タイの首都バンコクの混乱が止まらない。日本の新聞やテレビを見ていると、「常態化」「日常化」などという言葉が据わりのいい表現になってしまった。政治、経済、社会の領域にとどまらず、現地日本人社会にまで影響が及ぶ国際ニュースがしばらくなかった特派員たちには、まさに恵みともいえる。ただ、その報道ぶりを見ると、どれもほぼ同じ内容で深く掘り下げたものはなかなか見当たらない。「タコつぼの中にいると周りが見えなくなる」といわれるが、混乱のさなかにある現場にいると、一触即発の危機に神経過敏になるのか、いま起こっていることだけに目をとらわれがちで、揚げ句の果てには「たら」「れば」で危機感をさらにあおり、大局観が失われてしまうようだ。
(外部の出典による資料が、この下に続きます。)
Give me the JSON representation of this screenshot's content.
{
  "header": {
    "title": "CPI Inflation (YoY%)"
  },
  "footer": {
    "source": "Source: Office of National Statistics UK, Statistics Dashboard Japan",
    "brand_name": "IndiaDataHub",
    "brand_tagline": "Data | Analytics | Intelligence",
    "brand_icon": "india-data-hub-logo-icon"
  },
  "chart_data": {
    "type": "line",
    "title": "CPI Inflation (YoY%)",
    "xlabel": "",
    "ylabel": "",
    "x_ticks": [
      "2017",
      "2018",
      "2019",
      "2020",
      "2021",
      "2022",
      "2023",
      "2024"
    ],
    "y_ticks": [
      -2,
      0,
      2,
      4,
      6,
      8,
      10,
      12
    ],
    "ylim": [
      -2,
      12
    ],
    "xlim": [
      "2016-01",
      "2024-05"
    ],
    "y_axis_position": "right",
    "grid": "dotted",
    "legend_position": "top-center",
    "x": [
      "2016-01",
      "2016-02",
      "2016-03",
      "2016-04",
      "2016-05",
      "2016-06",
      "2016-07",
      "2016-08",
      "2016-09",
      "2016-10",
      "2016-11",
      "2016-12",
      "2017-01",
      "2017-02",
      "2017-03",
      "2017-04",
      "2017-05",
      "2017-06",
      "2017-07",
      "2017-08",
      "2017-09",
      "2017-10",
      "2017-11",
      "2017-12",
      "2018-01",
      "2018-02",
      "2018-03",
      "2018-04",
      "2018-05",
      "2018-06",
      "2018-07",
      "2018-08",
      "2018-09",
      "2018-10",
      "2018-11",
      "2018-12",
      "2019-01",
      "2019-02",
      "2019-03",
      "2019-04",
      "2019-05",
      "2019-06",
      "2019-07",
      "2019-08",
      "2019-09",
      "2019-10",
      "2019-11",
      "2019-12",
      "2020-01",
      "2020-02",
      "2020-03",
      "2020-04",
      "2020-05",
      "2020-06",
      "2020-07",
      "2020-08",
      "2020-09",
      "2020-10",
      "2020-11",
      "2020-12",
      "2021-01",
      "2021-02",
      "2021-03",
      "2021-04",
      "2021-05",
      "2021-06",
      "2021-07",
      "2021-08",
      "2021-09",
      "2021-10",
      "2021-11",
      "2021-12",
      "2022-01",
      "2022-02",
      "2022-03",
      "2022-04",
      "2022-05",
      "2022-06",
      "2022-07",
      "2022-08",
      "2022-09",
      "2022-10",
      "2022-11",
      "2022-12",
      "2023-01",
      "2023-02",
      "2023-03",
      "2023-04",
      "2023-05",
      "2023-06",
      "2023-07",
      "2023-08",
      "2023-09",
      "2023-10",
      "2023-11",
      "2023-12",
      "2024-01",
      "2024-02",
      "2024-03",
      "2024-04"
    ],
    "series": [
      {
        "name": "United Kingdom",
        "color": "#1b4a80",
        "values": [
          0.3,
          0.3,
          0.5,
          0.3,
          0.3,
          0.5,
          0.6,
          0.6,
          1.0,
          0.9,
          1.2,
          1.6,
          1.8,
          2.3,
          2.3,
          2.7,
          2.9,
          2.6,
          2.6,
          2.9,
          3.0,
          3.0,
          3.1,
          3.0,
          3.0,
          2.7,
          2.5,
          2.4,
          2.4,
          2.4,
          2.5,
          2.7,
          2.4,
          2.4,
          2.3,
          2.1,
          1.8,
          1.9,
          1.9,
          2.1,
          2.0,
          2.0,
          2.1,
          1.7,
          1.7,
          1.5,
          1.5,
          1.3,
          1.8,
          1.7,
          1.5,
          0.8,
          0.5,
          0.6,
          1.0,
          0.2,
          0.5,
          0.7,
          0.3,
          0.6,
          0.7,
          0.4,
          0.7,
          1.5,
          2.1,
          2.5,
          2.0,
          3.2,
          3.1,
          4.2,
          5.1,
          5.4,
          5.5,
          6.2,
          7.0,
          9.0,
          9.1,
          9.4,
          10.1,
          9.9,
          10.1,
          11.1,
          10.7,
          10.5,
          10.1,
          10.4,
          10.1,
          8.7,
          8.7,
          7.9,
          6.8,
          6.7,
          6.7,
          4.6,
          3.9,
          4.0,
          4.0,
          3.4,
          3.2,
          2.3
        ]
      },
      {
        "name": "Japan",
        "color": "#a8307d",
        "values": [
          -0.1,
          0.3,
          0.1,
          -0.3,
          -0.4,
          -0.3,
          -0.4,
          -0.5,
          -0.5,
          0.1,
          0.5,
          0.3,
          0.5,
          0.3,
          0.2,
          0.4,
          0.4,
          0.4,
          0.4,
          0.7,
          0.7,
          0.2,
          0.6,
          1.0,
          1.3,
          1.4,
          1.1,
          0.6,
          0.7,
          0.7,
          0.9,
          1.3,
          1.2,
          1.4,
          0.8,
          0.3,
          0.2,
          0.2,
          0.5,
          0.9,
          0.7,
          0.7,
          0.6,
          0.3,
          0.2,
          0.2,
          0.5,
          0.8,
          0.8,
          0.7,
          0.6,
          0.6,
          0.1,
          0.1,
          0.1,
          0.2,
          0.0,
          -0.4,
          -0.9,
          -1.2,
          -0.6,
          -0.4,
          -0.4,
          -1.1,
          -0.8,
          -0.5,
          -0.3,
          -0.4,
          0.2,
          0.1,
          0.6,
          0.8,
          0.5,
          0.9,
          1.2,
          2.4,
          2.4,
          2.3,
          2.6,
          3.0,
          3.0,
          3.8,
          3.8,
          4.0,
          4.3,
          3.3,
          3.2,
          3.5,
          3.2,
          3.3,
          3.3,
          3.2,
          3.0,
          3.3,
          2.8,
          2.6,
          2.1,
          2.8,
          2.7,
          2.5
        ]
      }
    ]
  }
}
かつて、同じような現場で同じような体験をした者として、「さもありなん」と思いつつも、いまの日本での報道ぶりを見ていて、タイに住んだことがある者ならおそらくはだれもが感じているだろう「物足りなさ」「食い足りなさ」、そして「違和感」を、自戒とともに感じている。同じ隊列の末端にいる者として「天に唾するもの」と言われかねないが、最近のバンコクの混乱に関する日本での報道ぶりについての違和感の正体を突き詰めてみたい。